A team of researchers from the Imperial College London carried out a study at St. Mary’s Hospital to test a possible new tool for reconstructive surgery: Augmented reality headsets.
Seeing through different eyes
During several reconstructive procedures, the surgeons wore Microsoft HoloLens headsets that essentially allowed them to see through the patient’s limb. The headsets function like mini-computers that can mix holograms with the viewer’s reality. In these lower limb reconstructive surgeries, the HoloLens casted images on the patient’s leg, which allowed the surgeon to “see” the bones and blood vessels.
The research team created these images by taking CT scans and breaking them into the bone, muscle, fatty tissue and blood vessels. Then, they used software to create 3D models of the leg, which were then rendered for the HoloLens headset and overlaid on the patient’s leg during the operation. When surgeons saw these overlaid images during surgery, they were able to determine bone location, identify targets and reconnect blood vessels with more accuracy.
Improving traditional methods
Augmented reality approaches can be helpful for severe tissue damage or open wounds that require immediate reconstructive surgery, such as covering injured skin with flaps of tissue from elsewhere on the body. This “new” tissue has to be properly connected to the wounded area for effective healing. Standard approaches to these reconstructive surgeries employ ultrasound scanners to locate the blood vessels under the skin. However, using augmented reality speeds up this process and allows for a higher level of accuracy when connecting the blood vessels.
According to Jon Simmons, the plastic and reconstructive surgeon who led the HoloLens headset trial surgeries, augmented reality technology “could potentially help to reduce the time a patient spends under anaesthetic and reduce the margin for error.” Further, he clarified that while the technology can’t replace the skill and experience of clinicians, it can enhance the process and make it easier to tailor surgeries to individual patients.

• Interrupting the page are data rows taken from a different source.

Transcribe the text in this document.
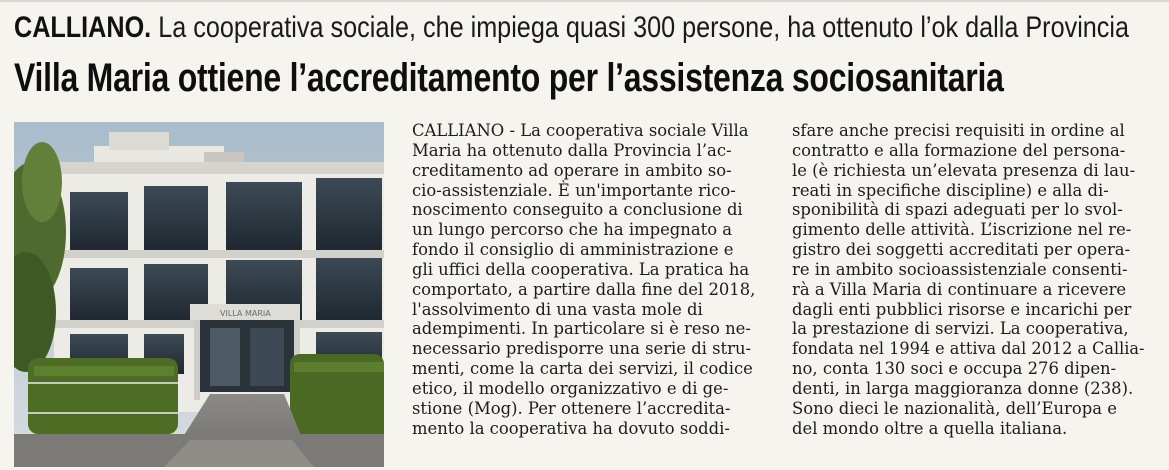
CALLIANO. La cooperativa sociale, che impiega quasi 300 persone, ha ottenuto l’ok dalla Provincia
Villa Maria ottiene l’accreditamento per l’assistenza sociosanitaria
VILLA MARIA
CALLIANO - La cooperativa sociale Villa
Maria ha ottenuto dalla Provincia l’ac-
creditamento ad operare in ambito so-
cio-assistenziale. È un'importante rico-
noscimento conseguito a conclusione di
un lungo percorso che ha impegnato a
fondo il consiglio di amministrazione e
gli uffici della cooperativa. La pratica ha
comportato, a partire dalla fine del 2018,
l'assolvimento di una vasta mole di
adempimenti. In particolare si è reso ne-
necessario predisporre una serie di stru-
menti, come la carta dei servizi, il codice
etico, il modello organizzativo e di ge-
stione (Mog). Per ottenere l’accredita-
mento la cooperativa ha dovuto soddi-
sfare anche precisi requisiti in ordine al
contratto e alla formazione del persona-
le (è richiesta un’elevata presenza di lau-
reati in specifiche discipline) e alla di-
sponibilità di spazi adeguati per lo svol-
gimento delle attività. L’iscrizione nel re-
gistro dei soggetti accreditati per opera-
re in ambito socioassistenziale consenti-
rà a Villa Maria di continuare a ricevere
dagli enti pubblici risorse e incarichi per
la prestazione di servizi. La cooperativa,
fondata nel 1994 e attiva dal 2012 a Callia-
no, conta 130 soci e occupa 276 dipen-
denti, in larga maggioranza donne (238).
Sono dieci le nazionalità, dell’Europa e
del mondo oltre a quella italiana.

In addition to being a valuable tool for surgeons during the operation, augmented reality has proven to be beneficial in healthcare education, including wound care simulation. This technology allows medical students to repeatedly practice anything from stitches to skin grafts for better preparation in real-world scenarios. Plus, the Imperial College researchers believe that, with further refinements, augmented reality will soon be applied in various areas of reconstructive surgery and wound care practices.